La debilidad manifiesta de Victoria es por las flores, y eso llega a su apoteosis en los Jardines Butchart. La leyenda dice que John Travolta alquila para su propio regodeo ese sitio de 22 floridas hectáreas cuando cierra al público. El resto de los mortales se disputa una foto ante unos macizos de anémonas a las que sólo les falta hablar. Sin embargo, el Jardín Abkhazi es el que se lleva la palma de la delicadeza y el tiempo perdido. Fue el epicentro del romance casi imposible entre Nicholas Abhazi, príncipe heredero de Georgia (su padre, el rey, fue ejecutado en 1923), y Peggy Pemberton-Carter, inglesa nacida en China. Tras conocerse en París, tuvieron que separarse antes de la II Guerra Mundial. Fueron confinados en campos de concentración: él, en Alemania, y ella, en Shanghai. En 1947 se reencontraron y escogieron Victoria para poner su hogar, y en él, un jardín que desafiara la ruindad del mundo tras tantos padecimientos bélicos. Fueron mimando y ampliando sus plantas hasta la muerte de ambos, pero aún andan bien lozanos sus famosos rododendros o sus suntuosos abetos (spanish fir).
Tampoco hay que olvidar la llamada ancestral de Victoria. Se centra en el parque Thunderbird, llamado así por el más vibrante de sus 45 tótems. En las mitologías indígenas, este ave (Thunderbird; pájaro del trueno en español) creaba el trueno con el batir de las alas, y el rayo, con el parpadeo de sus ojos. Los bellos postes policromados, con sus amalgamas de seres humanos y animales, suponen blasones de clanes y jefes. Ahí se alza también la casa ceremonial de Mungo Martin, un gran jefe y artista kwakiutl. En 1953 promovió la reintroducción del potlach, fiesta para trabar alianzas, gastar y exhibir riqueza con el fin de obtener prestigio. El potlach solía conducir a la ruina del anfitrión, y de la comunidad, por lo que ya fue prohibido en 1885. Todo eso ha sido repescado en Victoria, donde no temen a la historia, ni sus logros ni sus vergüenzas. Esto se aprecia bien en el Royal Museum de Victoria, donde, con motivo del 150 aniversario de la colonia británica, han organizado la exposición Free spirit con la colaboración de la gente. Se aportan cartas, vestidos, utensilios, fotos familiares, cualquier cosa que permita un viaje desde el presente al pasado y refrescar la memoria en vez de apuntarse al tiro del olvido.
» Luis Pancorbo (Burgos, 1946) es autor de Avatares. Viajes por la India de los dioses (Miraguano Ediciones, 2008).
Guía
Cómo ir
» KLM (www.klm.com; 902 01 03 21) vuela entre Madrid y Vancouver con una escala desde 696 euros, precio final. » Air Canada (www.aircanada.com; 914 58 55 68) lo hace desde Barcelona con una escala por unos 860 euros.

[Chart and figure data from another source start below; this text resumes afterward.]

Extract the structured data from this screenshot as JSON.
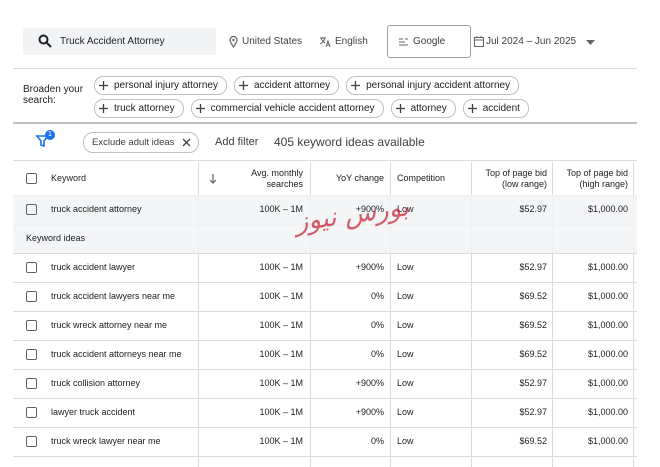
{
  "search": {
    "query": "Truck Accident Attorney",
    "location": "United States",
    "language": "English",
    "network": "Google",
    "date_range": "Jul 2024 – Jun 2025"
  },
  "broaden": {
    "label": "Broaden your search:",
    "chips": [
      "personal injury attorney",
      "accident attorney",
      "personal injury accident attorney",
      "truck attorney",
      "commercial vehicle accident attorney",
      "attorney",
      "accident"
    ]
  },
  "filters": {
    "badge": "1",
    "chip": "Exclude adult ideas",
    "add_filter": "Add filter",
    "count": "405 keyword ideas available"
  },
  "watermark": "بورس نیوز",
  "table": {
    "headers": [
      "Keyword",
      "Avg. monthly searches",
      "YoY change",
      "Competition",
      "Top of page bid (low range)",
      "Top of page bid (high range)"
    ],
    "searched_row": [
      "truck accident attorney",
      "100K – 1M",
      "+900%",
      "Low",
      "$52.97",
      "$1,000.00"
    ],
    "section_label": "Keyword ideas",
    "rows": [
      [
        "truck accident lawyer",
        "100K – 1M",
        "+900%",
        "Low",
        "$52.97",
        "$1,000.00"
      ],
      [
        "truck accident lawyers near me",
        "100K – 1M",
        "0%",
        "Low",
        "$69.52",
        "$1,000.00"
      ],
      [
        "truck wreck attorney near me",
        "100K – 1M",
        "0%",
        "Low",
        "$69.52",
        "$1,000.00"
      ],
      [
        "truck accident attorneys near me",
        "100K – 1M",
        "0%",
        "Low",
        "$69.52",
        "$1,000.00"
      ],
      [
        "truck collision attorney",
        "100K – 1M",
        "+900%",
        "Low",
        "$52.97",
        "$1,000.00"
      ],
      [
        "lawyer truck accident",
        "100K – 1M",
        "+900%",
        "Low",
        "$52.97",
        "$1,000.00"
      ],
      [
        "truck wreck lawyer near me",
        "100K – 1M",
        "0%",
        "Low",
        "$69.52",
        "$1,000.00"
      ]
    ]
  }
}
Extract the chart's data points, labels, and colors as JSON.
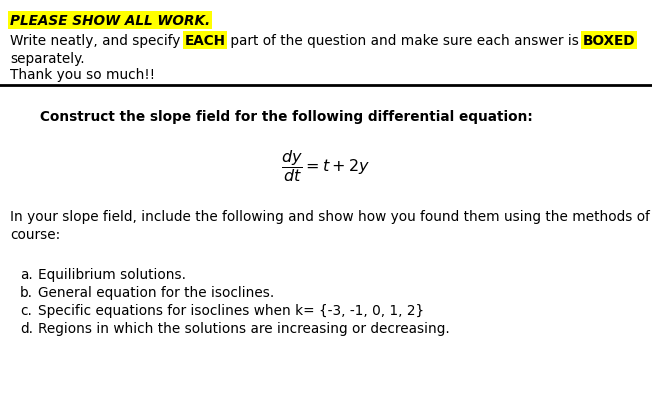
{
  "bg": "#ffffff",
  "yellow": "#ffff00",
  "black": "#000000",
  "fig_w": 6.52,
  "fig_h": 4.06,
  "dpi": 100,
  "fs_main": 9.8,
  "fs_eq": 11.5,
  "line1": "PLEASE SHOW ALL WORK.",
  "line2a": "Write neatly, and specify ",
  "line2b": "EACH",
  "line2c": " part of the question and make sure each answer is ",
  "line2d": "BOXED",
  "line3": "separately.",
  "line4": "Thank you so much!!",
  "intro": "Construct the slope field for the following differential equation:",
  "para": "In your slope field, include the following and show how you found them using the methods of the\ncourse:",
  "items": [
    [
      "a.",
      "   Equilibrium solutions."
    ],
    [
      "b.",
      "   General equation for the isoclines."
    ],
    [
      "c.",
      "   Specific equations for isoclines when k= {-3, -1, 0, 1, 2}"
    ],
    [
      "d.",
      "   Regions in which the solutions are increasing or decreasing."
    ]
  ]
}
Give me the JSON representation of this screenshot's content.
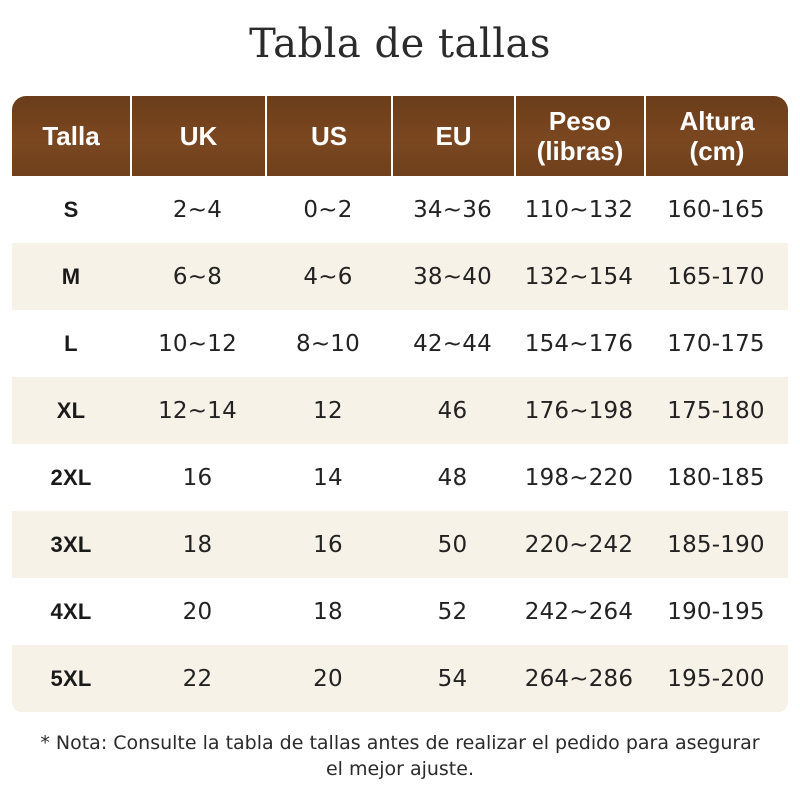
{
  "title": "Tabla de tallas",
  "header": {
    "size": "Talla",
    "uk": "UK",
    "us": "US",
    "eu": "EU",
    "weight": "Peso\n(libras)",
    "height": "Altura\n(cm)"
  },
  "rows": [
    {
      "size": "S",
      "uk": "2~4",
      "us": "0~2",
      "eu": "34~36",
      "weight": "110~132",
      "height": "160-165"
    },
    {
      "size": "M",
      "uk": "6~8",
      "us": "4~6",
      "eu": "38~40",
      "weight": "132~154",
      "height": "165-170"
    },
    {
      "size": "L",
      "uk": "10~12",
      "us": "8~10",
      "eu": "42~44",
      "weight": "154~176",
      "height": "170-175"
    },
    {
      "size": "XL",
      "uk": "12~14",
      "us": "12",
      "eu": "46",
      "weight": "176~198",
      "height": "175-180"
    },
    {
      "size": "2XL",
      "uk": "16",
      "us": "14",
      "eu": "48",
      "weight": "198~220",
      "height": "180-185"
    },
    {
      "size": "3XL",
      "uk": "18",
      "us": "16",
      "eu": "50",
      "weight": "220~242",
      "height": "185-190"
    },
    {
      "size": "4XL",
      "uk": "20",
      "us": "18",
      "eu": "52",
      "weight": "242~264",
      "height": "190-195"
    },
    {
      "size": "5XL",
      "uk": "22",
      "us": "20",
      "eu": "54",
      "weight": "264~286",
      "height": "195-200"
    }
  ],
  "note": "* Nota: Consulte la tabla de tallas antes de realizar el pedido para asegurar el mejor ajuste.",
  "colors": {
    "header_brown": "#74431e",
    "stripe": "#f7f2e8"
  }
}
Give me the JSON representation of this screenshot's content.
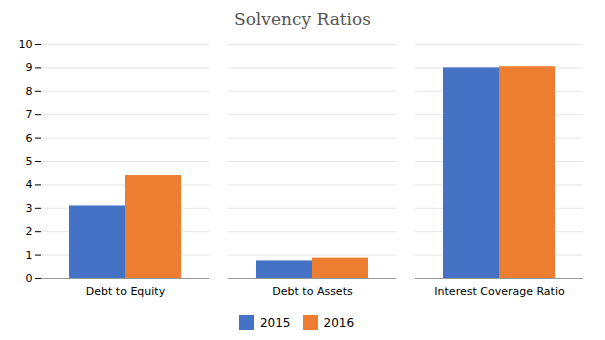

» En Vancouver, lo mejor es tomar un ferry (www.bcferries.com) desde Tsawwassen hasta Victoria-Swartz Bay (unos 30 euros por persona y trayecto), a media hora del centro de Victoria en coche o autobús.
Visitas
» Royal Columbia Museum (www.royalbcmuseum.bc.ca). 675 Belleville Street. Todos los días, de 9.00 a 17.00. Precio: 10 euros.